Maitri can accommodate 25 people in winter, sourcing freshwater from Lake Priyadarshini. It’s well-equipped for various scientific research, including biology and earth sciences.

A blue ice air runway, managed by the Antarctic Logistics Centre International (ALCI), is situated 10 kilometres away, facilitating flights for Maitri and Novolazarevskaya Stations.

Bharati Station: Pioneering Antarctic Research

Bharati Station, India’s third research facility in Antarctica, is one of the two active Indian bases, along with Maitri. It was India’s first dedicated research base and became operational in 2012.

The Electronics Corporation of India Limited (ECIL) and the National Remote Sensing Centre (NRSC) built Bharati Station for ₹230 crore (US$29 million). The facility, spanning 2,162 square meters, was completed in 127 days.

Bharati Station houses ISRO’s Antarctica Ground Station for Earth Observation Satellites (AGEOS). Since the mid-2010s, it has been getting data from Indian satellites and sending it to Hyderabad for processing.

Regarding staffing, Bharati Station supports 47 people during the winter and 73 in the summer. Its primary research focuses on oceanography and studying how continents drift apart. The station is staffed year-round, ensuring continuous research and satellite operations.

The South Pole: Heart of Antarctica

The South Pole stands at Antarctica’s centre, marking the southernmost point on Earth’s axis. The roughly circular shape of Antarctica encircles this geographical heart of the continent.
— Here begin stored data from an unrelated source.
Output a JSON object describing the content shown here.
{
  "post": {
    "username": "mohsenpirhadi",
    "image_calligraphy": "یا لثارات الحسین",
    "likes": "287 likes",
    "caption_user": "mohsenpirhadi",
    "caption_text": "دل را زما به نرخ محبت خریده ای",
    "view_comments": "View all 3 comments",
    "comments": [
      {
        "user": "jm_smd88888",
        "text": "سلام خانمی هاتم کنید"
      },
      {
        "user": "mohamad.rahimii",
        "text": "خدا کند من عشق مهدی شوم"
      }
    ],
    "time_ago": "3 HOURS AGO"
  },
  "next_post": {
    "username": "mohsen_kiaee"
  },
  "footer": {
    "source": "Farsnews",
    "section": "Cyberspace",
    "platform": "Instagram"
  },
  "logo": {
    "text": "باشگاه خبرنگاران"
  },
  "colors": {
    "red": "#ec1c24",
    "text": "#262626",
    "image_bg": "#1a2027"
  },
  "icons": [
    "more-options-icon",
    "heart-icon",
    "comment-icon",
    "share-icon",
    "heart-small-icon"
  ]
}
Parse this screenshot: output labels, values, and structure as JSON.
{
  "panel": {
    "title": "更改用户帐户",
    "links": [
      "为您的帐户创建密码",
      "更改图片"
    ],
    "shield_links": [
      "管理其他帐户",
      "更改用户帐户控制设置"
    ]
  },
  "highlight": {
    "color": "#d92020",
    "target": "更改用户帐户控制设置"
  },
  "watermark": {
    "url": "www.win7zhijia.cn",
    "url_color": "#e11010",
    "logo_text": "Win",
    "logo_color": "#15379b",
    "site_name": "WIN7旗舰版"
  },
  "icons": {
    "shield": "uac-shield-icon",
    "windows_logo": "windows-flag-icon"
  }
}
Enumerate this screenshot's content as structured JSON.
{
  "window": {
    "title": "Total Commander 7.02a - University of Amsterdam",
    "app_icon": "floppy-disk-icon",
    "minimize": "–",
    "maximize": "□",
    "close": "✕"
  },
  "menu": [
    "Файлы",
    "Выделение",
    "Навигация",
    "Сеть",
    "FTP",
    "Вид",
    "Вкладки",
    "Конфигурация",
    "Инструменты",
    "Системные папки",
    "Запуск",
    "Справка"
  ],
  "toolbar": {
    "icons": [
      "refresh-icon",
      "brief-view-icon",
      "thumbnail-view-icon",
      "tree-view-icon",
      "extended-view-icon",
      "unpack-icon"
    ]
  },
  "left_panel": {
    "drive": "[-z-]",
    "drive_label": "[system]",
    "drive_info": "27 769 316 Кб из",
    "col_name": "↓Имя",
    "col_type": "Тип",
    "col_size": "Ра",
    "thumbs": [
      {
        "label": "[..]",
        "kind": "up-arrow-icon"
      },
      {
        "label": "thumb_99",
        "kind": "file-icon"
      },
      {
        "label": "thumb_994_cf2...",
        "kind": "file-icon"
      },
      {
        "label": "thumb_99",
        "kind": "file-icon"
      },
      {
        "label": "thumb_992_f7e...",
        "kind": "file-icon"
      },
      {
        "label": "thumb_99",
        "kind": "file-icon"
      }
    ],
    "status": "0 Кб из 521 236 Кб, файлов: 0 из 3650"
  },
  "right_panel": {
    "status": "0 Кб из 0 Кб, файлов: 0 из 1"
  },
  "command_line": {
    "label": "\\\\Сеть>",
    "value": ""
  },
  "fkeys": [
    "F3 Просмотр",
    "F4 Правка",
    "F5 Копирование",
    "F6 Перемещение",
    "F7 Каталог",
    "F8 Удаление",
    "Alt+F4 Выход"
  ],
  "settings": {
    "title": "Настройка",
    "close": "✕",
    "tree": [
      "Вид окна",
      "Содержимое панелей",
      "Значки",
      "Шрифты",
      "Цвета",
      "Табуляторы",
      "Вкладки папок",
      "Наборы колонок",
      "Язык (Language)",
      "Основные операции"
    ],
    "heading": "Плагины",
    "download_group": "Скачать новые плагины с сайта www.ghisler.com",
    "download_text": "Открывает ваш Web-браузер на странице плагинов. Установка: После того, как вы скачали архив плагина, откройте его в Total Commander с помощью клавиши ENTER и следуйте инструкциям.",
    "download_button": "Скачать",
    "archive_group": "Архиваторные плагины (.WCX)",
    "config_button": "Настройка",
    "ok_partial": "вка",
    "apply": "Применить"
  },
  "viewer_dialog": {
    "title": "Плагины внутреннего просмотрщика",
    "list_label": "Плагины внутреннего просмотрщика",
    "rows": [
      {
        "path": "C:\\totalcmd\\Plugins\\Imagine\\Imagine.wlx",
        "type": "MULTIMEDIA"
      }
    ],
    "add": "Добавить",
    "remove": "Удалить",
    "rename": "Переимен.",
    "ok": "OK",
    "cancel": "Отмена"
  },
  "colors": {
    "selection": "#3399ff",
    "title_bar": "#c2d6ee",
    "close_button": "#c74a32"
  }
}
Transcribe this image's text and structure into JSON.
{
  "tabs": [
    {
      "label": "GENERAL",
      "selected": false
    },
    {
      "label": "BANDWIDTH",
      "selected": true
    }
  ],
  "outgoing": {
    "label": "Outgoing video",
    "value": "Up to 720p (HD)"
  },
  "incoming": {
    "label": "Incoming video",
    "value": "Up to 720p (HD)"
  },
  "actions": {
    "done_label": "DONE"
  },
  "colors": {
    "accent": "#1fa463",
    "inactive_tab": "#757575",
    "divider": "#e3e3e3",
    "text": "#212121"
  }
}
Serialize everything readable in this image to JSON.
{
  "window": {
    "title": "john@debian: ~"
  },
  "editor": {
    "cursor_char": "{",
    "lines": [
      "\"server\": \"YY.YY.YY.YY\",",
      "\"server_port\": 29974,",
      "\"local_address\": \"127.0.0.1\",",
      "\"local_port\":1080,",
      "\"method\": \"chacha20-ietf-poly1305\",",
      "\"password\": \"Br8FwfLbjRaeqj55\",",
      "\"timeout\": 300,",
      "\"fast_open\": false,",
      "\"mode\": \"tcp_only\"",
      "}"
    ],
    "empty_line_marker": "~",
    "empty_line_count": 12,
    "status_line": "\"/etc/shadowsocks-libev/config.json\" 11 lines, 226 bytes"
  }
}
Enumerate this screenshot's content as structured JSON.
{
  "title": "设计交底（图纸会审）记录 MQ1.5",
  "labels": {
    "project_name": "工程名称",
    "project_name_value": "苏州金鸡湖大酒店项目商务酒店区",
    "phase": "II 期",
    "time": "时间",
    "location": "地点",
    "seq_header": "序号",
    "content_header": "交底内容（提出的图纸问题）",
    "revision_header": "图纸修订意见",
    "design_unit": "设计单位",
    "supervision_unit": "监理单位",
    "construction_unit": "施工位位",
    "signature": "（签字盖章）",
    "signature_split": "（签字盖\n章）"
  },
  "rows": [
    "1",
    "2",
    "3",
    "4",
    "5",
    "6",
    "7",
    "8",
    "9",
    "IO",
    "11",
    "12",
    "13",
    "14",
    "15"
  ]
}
NCPOR: India’s Polar Research Guardian

The National Centre for Polar and Ocean Research (NCPOR) in Goa oversees Bharati, Himadri (Arctic station), and Maitri. As a signatory of the Antarctic Treaty since 1959, India has also enforced regulations like the Indian Antarctic Bill 2022 to govern its polar activities.

Global Presence in Antarctica’s Research Landscape

Multiple countries have established permanent research bases in Antarctica, which are spread across the continent. These stations are a key part of global scientific efforts in the region.

Most of these research stations are operational throughout the year. As of 2023, 55 out of the 56 countries that signed the Antarctic Treaty run seasonal and year-round stations on the continent.

The number of people working in these stations fluctuates seasonally. Around 4,800 people are involved in scientific activities in summer, while in winter, this number drops to about 1,200.

The United States operates two notable stations: the Amundsen–Scott South Pole Station, the southernmost base, and McMurdo Station, Antarctica’s largest research facility.

The positions of the second southernmost bases vary seasonally. China’s Kunlun Station holds this title in summer, and in winter, it’s the Russian Vostok Station.

Challenges in Antarctic Research

Besides the harsh climate, isolation, and challenging terrain, India faces competition from China’s increasing Antarctic presence. China is constructing its fifth station and has deployed over 450 personnel, marking a significant stride in polar research and exploration. This expanding Chinese influence in Antarctica presents a strategic challenge, emphasizing the importance of India’s continued and enhanced presence through initiatives like the Maitri-2 project.